Johnson Asiama dismisses ‘wild’ $1.3bn gold loss claims by Bentil

The Bank of Ghana (BoG) Governor, Dr. Johnson Pandit Asiama has rejected claims by Kofi Bentil that Ghana lost $1.3 billion in a gold transaction.
Addressing journalists after the Monetary Policy Committee meeting, Dr. Asiamah described the allegation as misleading and lacking a factual basis, insisting the central bank’s reserve management remains deliberate and transparent.
Mr Bentil had earlier questioned the handling of Ghana’s gold reserves, warning that the reported sale of 18 tonnes could expose the country to significant losses and potential abuse.
“There is no sensible government anywhere in the world where somebody costs a poor country a billion dollars, and the person sits in their office,” he said. “The sale of 18 tonnes of Ghana’s gold reserves is wild and raises serious questions about whether the deal was properly handled and who may have benefited from it.”
He further suggested the transaction may have been driven by narrow interests, alleging it was rushed and susceptible to corruption.
In response, Dr Asiamah rejected the assertions and explained that the Bank of Ghana has shifted away from costly borrowing practices previously used to build reserves.
“In the past, we borrowed from the Eurobond market and engaged in swaps, which were very expensive ways to build reserves,” the Governor said. “Fortunately, now we do not have to borrow anymore.

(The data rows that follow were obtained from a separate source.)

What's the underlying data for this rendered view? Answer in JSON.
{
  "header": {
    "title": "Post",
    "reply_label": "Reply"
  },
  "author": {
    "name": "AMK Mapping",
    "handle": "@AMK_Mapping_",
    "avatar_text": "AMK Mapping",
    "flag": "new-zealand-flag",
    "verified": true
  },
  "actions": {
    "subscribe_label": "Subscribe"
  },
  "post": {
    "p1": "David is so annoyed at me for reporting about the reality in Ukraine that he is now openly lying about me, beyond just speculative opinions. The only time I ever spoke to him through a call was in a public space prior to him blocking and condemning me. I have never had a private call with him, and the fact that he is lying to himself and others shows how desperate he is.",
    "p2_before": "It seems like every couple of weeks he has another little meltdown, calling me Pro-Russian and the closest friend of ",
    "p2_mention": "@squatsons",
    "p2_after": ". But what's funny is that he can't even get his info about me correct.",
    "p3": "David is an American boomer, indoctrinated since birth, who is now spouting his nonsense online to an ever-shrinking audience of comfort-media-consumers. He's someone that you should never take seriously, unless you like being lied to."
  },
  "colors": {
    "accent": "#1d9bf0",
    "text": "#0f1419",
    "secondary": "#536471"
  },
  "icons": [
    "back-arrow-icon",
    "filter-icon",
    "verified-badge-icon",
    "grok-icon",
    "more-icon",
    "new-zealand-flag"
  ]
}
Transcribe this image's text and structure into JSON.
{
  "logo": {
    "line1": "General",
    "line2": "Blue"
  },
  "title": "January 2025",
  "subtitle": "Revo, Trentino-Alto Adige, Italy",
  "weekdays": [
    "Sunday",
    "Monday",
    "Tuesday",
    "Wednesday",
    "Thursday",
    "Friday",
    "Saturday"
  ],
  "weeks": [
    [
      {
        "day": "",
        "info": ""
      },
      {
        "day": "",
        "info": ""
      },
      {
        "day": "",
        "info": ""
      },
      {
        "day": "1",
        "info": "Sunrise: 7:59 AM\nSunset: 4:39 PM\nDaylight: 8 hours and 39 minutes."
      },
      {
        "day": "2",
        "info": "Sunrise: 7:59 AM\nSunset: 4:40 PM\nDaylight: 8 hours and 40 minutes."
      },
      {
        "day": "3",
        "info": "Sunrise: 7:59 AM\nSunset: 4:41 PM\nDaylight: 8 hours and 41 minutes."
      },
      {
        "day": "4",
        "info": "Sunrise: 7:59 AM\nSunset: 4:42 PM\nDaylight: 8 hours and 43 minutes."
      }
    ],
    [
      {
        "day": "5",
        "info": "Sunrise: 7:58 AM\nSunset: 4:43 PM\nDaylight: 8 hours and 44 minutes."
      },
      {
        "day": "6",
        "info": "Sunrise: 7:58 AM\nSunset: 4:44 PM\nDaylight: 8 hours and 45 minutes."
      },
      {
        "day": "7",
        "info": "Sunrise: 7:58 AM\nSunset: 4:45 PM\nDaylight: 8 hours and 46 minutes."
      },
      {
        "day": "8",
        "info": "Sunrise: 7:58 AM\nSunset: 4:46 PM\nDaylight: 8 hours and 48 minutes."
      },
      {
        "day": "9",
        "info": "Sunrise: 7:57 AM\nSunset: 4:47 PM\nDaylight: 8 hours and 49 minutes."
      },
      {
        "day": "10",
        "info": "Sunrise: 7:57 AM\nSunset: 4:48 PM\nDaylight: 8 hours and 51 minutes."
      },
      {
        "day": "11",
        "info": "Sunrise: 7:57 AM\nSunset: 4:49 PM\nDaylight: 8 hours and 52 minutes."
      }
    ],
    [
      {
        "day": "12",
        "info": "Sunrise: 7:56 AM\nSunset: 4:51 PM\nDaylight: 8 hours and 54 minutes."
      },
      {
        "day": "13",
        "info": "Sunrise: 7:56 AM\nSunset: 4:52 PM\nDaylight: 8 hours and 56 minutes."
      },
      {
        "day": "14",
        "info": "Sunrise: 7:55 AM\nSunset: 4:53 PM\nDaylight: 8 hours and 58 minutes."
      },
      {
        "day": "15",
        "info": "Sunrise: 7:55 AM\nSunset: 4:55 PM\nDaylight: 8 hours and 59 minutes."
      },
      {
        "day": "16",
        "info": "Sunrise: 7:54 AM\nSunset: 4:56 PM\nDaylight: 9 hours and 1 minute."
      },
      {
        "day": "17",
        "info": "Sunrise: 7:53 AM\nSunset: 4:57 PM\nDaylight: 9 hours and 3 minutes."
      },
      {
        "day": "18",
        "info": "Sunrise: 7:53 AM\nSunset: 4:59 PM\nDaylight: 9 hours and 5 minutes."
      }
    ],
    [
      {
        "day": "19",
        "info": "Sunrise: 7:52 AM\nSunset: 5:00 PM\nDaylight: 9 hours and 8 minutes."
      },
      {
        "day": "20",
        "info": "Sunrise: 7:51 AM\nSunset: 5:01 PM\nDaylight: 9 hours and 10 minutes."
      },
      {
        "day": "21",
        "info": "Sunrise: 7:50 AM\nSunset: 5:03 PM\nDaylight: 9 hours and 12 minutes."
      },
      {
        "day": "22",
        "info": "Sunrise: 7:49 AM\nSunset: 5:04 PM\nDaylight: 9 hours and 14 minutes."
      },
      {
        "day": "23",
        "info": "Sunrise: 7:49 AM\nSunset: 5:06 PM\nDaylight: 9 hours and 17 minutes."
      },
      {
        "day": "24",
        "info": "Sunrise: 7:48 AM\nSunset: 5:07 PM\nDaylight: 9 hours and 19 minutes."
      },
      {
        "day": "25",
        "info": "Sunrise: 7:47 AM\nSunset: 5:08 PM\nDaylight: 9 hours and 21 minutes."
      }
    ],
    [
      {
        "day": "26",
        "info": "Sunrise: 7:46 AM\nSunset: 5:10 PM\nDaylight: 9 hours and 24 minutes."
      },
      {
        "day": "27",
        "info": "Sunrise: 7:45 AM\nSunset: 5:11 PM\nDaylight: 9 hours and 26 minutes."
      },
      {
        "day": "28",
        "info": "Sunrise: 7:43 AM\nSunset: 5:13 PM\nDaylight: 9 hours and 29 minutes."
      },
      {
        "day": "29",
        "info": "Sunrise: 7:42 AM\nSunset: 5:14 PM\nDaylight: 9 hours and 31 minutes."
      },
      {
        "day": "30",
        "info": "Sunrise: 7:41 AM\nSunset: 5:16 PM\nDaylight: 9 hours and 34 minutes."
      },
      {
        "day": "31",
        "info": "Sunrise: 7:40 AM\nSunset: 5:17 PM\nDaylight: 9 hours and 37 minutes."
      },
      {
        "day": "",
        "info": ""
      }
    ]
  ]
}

We are able to accumulate reserves organically and strengthen our resilience.”
He noted that Ghana’s gross international reserves now cover nearly 5.9 months of imports, providing a buffer against global shocks, including volatile oil prices and geopolitical uncertainty.
Dr Asiamah added that reserve accumulation is supported by broader economic measures beyond gold, including the expansion of non-traditional exports and stricter oversight of foreign exchange flows.
He pointed to enhanced monitoring of banks’ nostro accounts and new forex regulations as key steps ensuring that inflows are properly tracked and used for legitimate economic activity.
“This programme was put together with the Ministry of Finance and is all well thought through. The fine details are still being worked out, but we do not see the risks that have been suggested,” he added.